Every planet they conquered came under the banner through coercion or subtlety. Sometimes the two went hand in hand. If anything, Yasha had learned how not to rule from her insidious mentor. It all seemed to come back to the one thing Yasha spoke of more tenderly than others.

"I have no children of my own," Alkor finally spoke again, softer. "I cannot imagine the burden, or the elation that I can hear in equal parts when you speak of Adara. But I can say that whatever that man wants with your daughter, he wants it for his own reasons."

He turned to look at [member="Yasha Mantis"], a weathered face filled with many years of experience. "We are Mando'ade," he told her, "and Mando'ade fix Mandalorian problems. Whatever hope you have placed in Carnifex, place instead in your people. We have survived, rebuilt, and thrived for thousands of years. We are resourceful."

He recalled her talk of Ember Rekali, and wondered.

"Have you asked the Dathomiri for insight into your daughter's condition? We have an agreement with them, do we not?"
 
“Why does everyone gladly forget what I am?” Yasha grunted, shaking her head and looking out at the throne room. “Everyone seems to miss the fact there’s a killer in the room, even without you in it.”

Yasha heard the tales of Carnifex from [member="Alkor Centaris"]’ mouth, his warnings evident through the muck of his own deeds. “I am not good, Alkor. I hold the laws of our people up, because I had none, as a child. I was no child, all I knew was killing and hiding. When Mama and I made it home, Daddy and I looked in each others’ eyes, and I knew exactly where I’d gotten my predilections from.

The Mantis genes are horrific. I have long fought to hide my inner compulsions, because I thought it was not what the Mandalorians needed. We’d been through a war, it was brutal, we needed to recuperate.

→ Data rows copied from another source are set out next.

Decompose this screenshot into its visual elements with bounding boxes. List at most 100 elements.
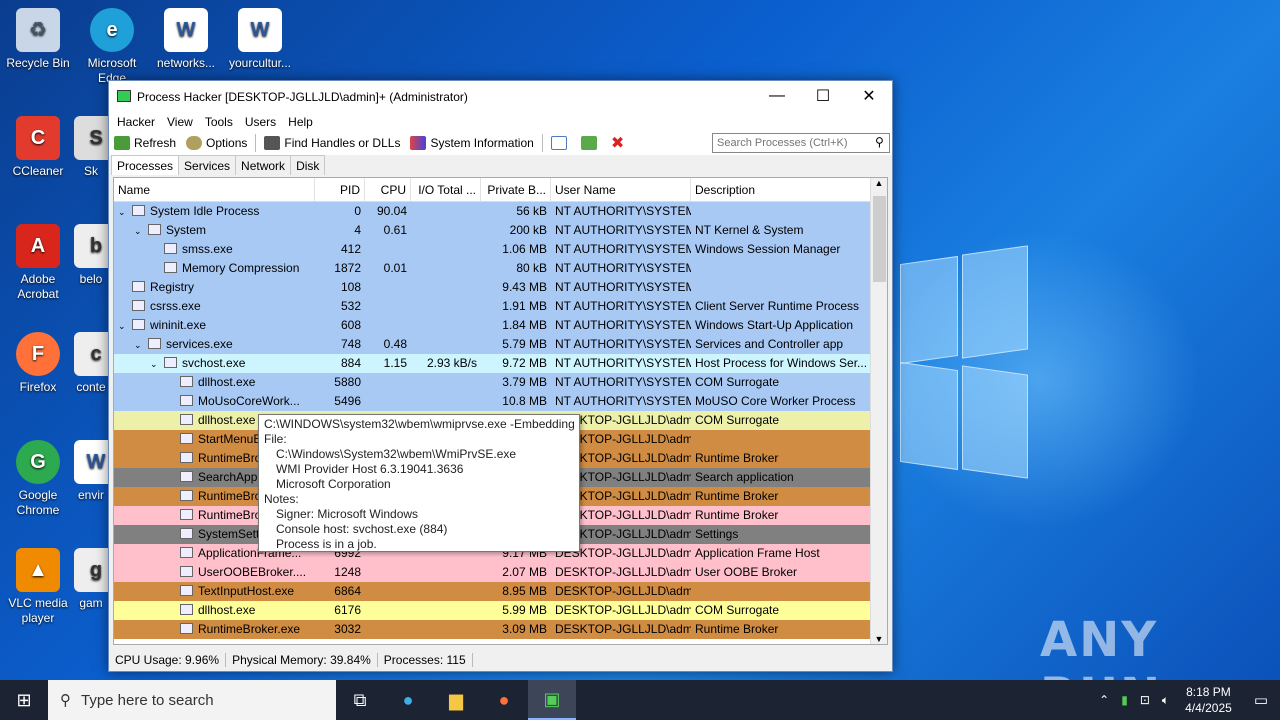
process-user-cell: DESKTOP-JGLLJLD\admi bbox=[555, 603, 691, 617]
taskbar-process-hacker[interactable]: ▣ bbox=[528, 680, 576, 720]
start-button[interactable]: ⊞ bbox=[0, 680, 48, 720]
process-row[interactable]: Memory Compression 1872 0.01 80 kB NT AUTHOR… bbox=[114, 259, 887, 278]
process-row[interactable]: dllhost.exe 5880 3.79 MB NT AUTHORITY\SYSTE… bbox=[114, 373, 887, 392]
process-row[interactable]: TextInputHost.exe 6864 8.95 MB DESKTOP-JGLL… bbox=[114, 582, 887, 601]
tooltip-line: File: bbox=[264, 432, 287, 446]
scrollbar-thumb[interactable] bbox=[873, 196, 886, 282]
process-name-cell: TextInputHost.exe bbox=[114, 582, 315, 601]
process-row[interactable]: dllhost.exe 6176 5.99 MB DESKTOP-JGLLJLD\ad… bbox=[114, 601, 887, 620]
network-icon[interactable]: ⊡ bbox=[1140, 693, 1150, 707]
scroll-down-icon[interactable]: ▼ bbox=[871, 634, 887, 644]
clock[interactable]: 8:18 PM 4/4/2025 bbox=[1185, 684, 1232, 716]
process-name: Registry bbox=[150, 280, 195, 294]
process-row[interactable]: MoUsoCoreWork... 5496 10.8 MB NT AUTHORITY\… bbox=[114, 392, 887, 411]
desktop-icon-conte[interactable]: c conte bbox=[74, 332, 108, 395]
desktop-icon-belo[interactable]: b belo bbox=[74, 224, 108, 287]
task-view-button[interactable]: ⧉ bbox=[336, 680, 384, 720]
process-desc-cell bbox=[691, 202, 871, 221]
title-bar[interactable]: Process Hacker [DESKTOP-JGLLJLD\admin]+ … bbox=[109, 81, 892, 113]
taskbar-firefox[interactable]: ● bbox=[480, 680, 528, 720]
column-description[interactable]: Description bbox=[691, 178, 871, 201]
process-row[interactable]: smss.exe 412 1.06 MB NT AUTHORITY\SYSTEM Win… bbox=[114, 240, 887, 259]
taskbar-file-explorer[interactable]: ▆ bbox=[432, 680, 480, 720]
process-priv-cell: 5.99 MB bbox=[502, 603, 547, 617]
column-cpu[interactable]: CPU bbox=[365, 178, 411, 201]
desktop-icon-networks-doc[interactable]: W networks... bbox=[148, 8, 224, 71]
desktop-icon-edge[interactable]: e Microsoft Edge bbox=[74, 8, 150, 86]
process-user-cell: NT AUTHORITY\SYSTEM bbox=[555, 204, 691, 218]
search-processes-input[interactable] bbox=[712, 133, 890, 153]
process-row[interactable]: UserOOBEBroker.... 1248 2.07 MB DESKTOP-JGL… bbox=[114, 563, 887, 582]
maximize-button[interactable]: ☐ bbox=[800, 81, 846, 111]
expand-chevron-icon[interactable]: ⌄ bbox=[134, 226, 148, 237]
process-io-cell bbox=[411, 297, 481, 316]
process-name: System Idle Process bbox=[150, 204, 260, 218]
taskbar-search[interactable]: ⚲ Type here to search bbox=[48, 680, 336, 720]
process-priv-cell: 9.72 MB bbox=[502, 356, 547, 370]
go-to-button[interactable] bbox=[576, 136, 606, 150]
expand-chevron-icon[interactable]: ⌄ bbox=[118, 207, 132, 218]
menu-help[interactable]: Help bbox=[282, 113, 319, 131]
minimize-button[interactable]: — bbox=[754, 81, 800, 111]
process-io-cell bbox=[411, 221, 481, 240]
column-user-name[interactable]: User Name bbox=[551, 178, 691, 201]
process-row[interactable]: RuntimeBroker.exe 3032 3.09 MB DESKTOP-JGLL… bbox=[114, 620, 887, 639]
tab-disk[interactable]: Disk bbox=[290, 155, 326, 175]
process-row[interactable]: ⌄ System Idle Process 0 90.04 56 kB NT AUTHOR… bbox=[114, 202, 887, 221]
desktop-icon-ccleaner[interactable]: C CCleaner bbox=[0, 116, 76, 179]
process-row[interactable]: Registry 108 9.43 MB NT AUTHORITY\SYSTEM bbox=[114, 278, 887, 297]
process-priv-cell: 2.07 MB bbox=[502, 565, 547, 579]
process-hacker-tray-icon[interactable]: ▮ bbox=[1121, 693, 1128, 707]
desktop-icon-gam[interactable]: g gam bbox=[74, 548, 108, 611]
process-row[interactable]: ⌄ services.exe 748 0.48 5.79 MB NT AUTHORITY\… bbox=[114, 335, 887, 354]
search-icon: ⚲ bbox=[60, 692, 71, 709]
process-desc-cell: Runtime Broker bbox=[695, 489, 779, 503]
firefox-icon: ● bbox=[498, 689, 510, 710]
expand-chevron-icon[interactable]: ⌄ bbox=[118, 321, 132, 332]
menu-hacker[interactable]: Hacker bbox=[111, 113, 161, 131]
terminate-button[interactable]: ✖ bbox=[606, 133, 629, 153]
task-view-icon: ⧉ bbox=[353, 689, 367, 710]
options-button[interactable]: Options bbox=[181, 136, 252, 150]
desktop-icon-sk[interactable]: S Sk bbox=[74, 116, 108, 179]
speaker-icon[interactable]: 🔈︎ bbox=[1162, 693, 1169, 708]
expand-chevron-icon[interactable]: ⌄ bbox=[150, 359, 164, 370]
desktop-icon-recycle-bin[interactable]: ♻ Recycle Bin bbox=[0, 8, 76, 71]
process-row[interactable]: ⌄ System 4 0.61 200 kB NT AUTHORITY\SYSTEM NT … bbox=[114, 221, 887, 240]
expand-chevron-icon[interactable]: ⌄ bbox=[134, 340, 148, 351]
process-row[interactable]: csrss.exe 532 1.91 MB NT AUTHORITY\SYSTEM Cl… bbox=[114, 297, 887, 316]
desktop-icon-acrobat[interactable]: A Adobe Acrobat bbox=[0, 224, 76, 302]
find-handles-button[interactable]: Find Handles or DLLs bbox=[259, 136, 405, 150]
desktop-icon-firefox[interactable]: F Firefox bbox=[0, 332, 76, 395]
column-name[interactable]: Name bbox=[114, 178, 315, 201]
refresh-button[interactable]: Refresh bbox=[109, 136, 181, 150]
process-row[interactable]: ⌄ svchost.exe 884 1.15 2.93 kB/s 9.72 MB NT AU… bbox=[114, 354, 887, 373]
system-information-button[interactable]: System Information bbox=[405, 136, 538, 150]
process-row[interactable]: ⌄ wininit.exe 608 1.84 MB NT AUTHORITY\SYSTE… bbox=[114, 316, 887, 335]
notifications-icon[interactable]: ▭ bbox=[1254, 691, 1268, 709]
tooltip-line: WMI Provider Host 6.3.19041.3636 bbox=[276, 462, 464, 476]
menu-users[interactable]: Users bbox=[239, 113, 282, 131]
tab-network[interactable]: Network bbox=[235, 155, 292, 175]
chevron-up-icon[interactable]: ⌃ bbox=[1099, 693, 1109, 707]
column-private-bytes[interactable]: Private B... bbox=[481, 178, 551, 201]
search-icon[interactable]: ⚲ bbox=[875, 135, 884, 149]
menu-tools[interactable]: Tools bbox=[199, 113, 239, 131]
tab-services[interactable]: Services bbox=[178, 155, 237, 175]
close-button[interactable]: ✕ bbox=[846, 81, 892, 111]
tab-processes[interactable]: Processes bbox=[111, 155, 180, 175]
gear-icon bbox=[186, 136, 203, 150]
process-name: smss.exe bbox=[182, 242, 233, 256]
menu-view[interactable]: View bbox=[161, 113, 199, 131]
process-name: Memory Compression bbox=[182, 261, 300, 275]
column-io-total[interactable]: I/O Total ... bbox=[411, 178, 481, 201]
desktop-icon-envir[interactable]: W envir bbox=[74, 440, 108, 503]
scroll-up-icon[interactable]: ▲ bbox=[871, 178, 887, 188]
window-button[interactable] bbox=[546, 136, 576, 150]
desktop-icon-chrome[interactable]: G Google Chrome bbox=[0, 440, 76, 518]
desktop-icon-yourculture-doc[interactable]: W yourcultur... bbox=[222, 8, 298, 71]
taskbar-edge[interactable]: ● bbox=[384, 680, 432, 720]
desktop-icon-vlc[interactable]: ▲ VLC media player bbox=[0, 548, 76, 626]
vertical-scrollbar[interactable]: ▲ ▼ bbox=[870, 178, 887, 644]
column-pid[interactable]: PID bbox=[315, 178, 365, 201]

Now you tell me the only friend we have in the stars is waiting with unclenched jaws to gobble us up like the Dominion, like Mirial, like I fear he will to Commenor in barren breaths… I cannot be the predator we need without a throne. I was Ra's little wolf. I was a killer without conscience, slaughtering my own people because an elderly gurlanin pointed in their direction. My only focus upon taking this mantle was 'don't let the people break'. 'Don't let them go hungry'. In my infancy of command, I reverted to my child-like self and my need for nothing but survival. Now we've survived, and we're looking for a new direction. Do I take the stars in my hand for them? Conquer enemies and froth at battles for them? Do I let them live in peace? They are my children."

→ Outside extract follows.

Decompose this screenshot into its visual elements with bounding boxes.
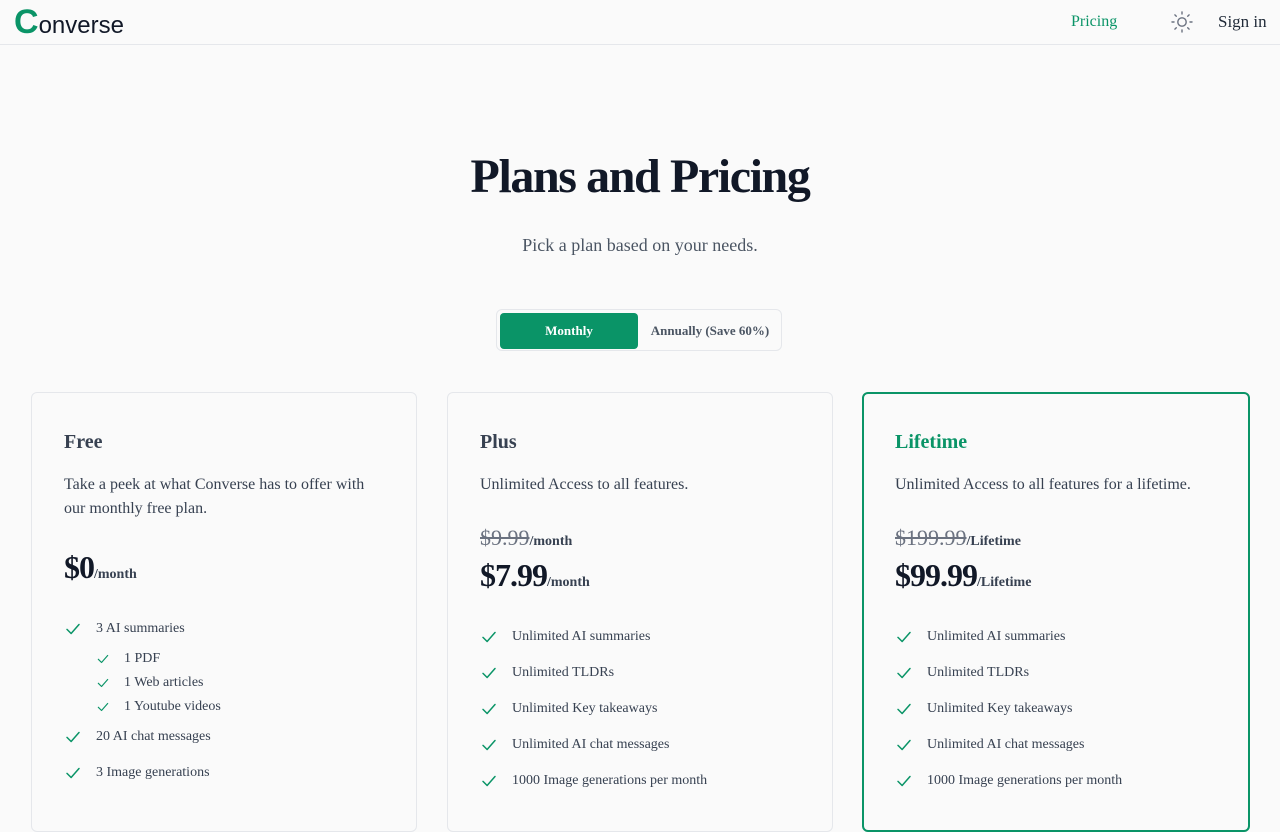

The heraldry of Clan Mantis hung in the breeze of the throne room, her swords and knives wreathed around the skull of the wolf. The wolf...

“I never wanted children, Alkor. Kaden and I got pregnant by mistake. Kaden was the one who wanted kids, and he’s dead. I look at Adara and wonder at how badly I created her. I see her eyes and watch her play and feel… next to nothing. If Kain’ik didn’t have such a firm hold on raising her, she’d be calling the nannies ‘Mommy’.” Running her hand on the back of her neck, Yasha sighed through her nose.

“But Ember? He’s likely to take one look at Adara and send her back to death. All I have to do is see Shia’s fear of Adara to know the Nightfather would destroy her as soon as look at her. I still can’t do it. Something keeps holding me back from letting Shia and Ember have their way with the girl’s condition. I feel dumb, like a Shatual stunned by my hammer. My heart beats strangely, when I hold her, when she hugs me… I can barely consider a day without that little girl in my arms. There was a comfort in knowing that Carnifex had the solution. There’s a peace to it… it would befit my life if that peace was also a sham.”

Yasha attempted to smirk, heaving a large sigh and leaning against the back of the dais step.

“We’re going to lose a lot of Mandalorians by breaking with the Sith… the battles will be worthy of Kad Haran’gir… you are willing to fight them with me… are they?”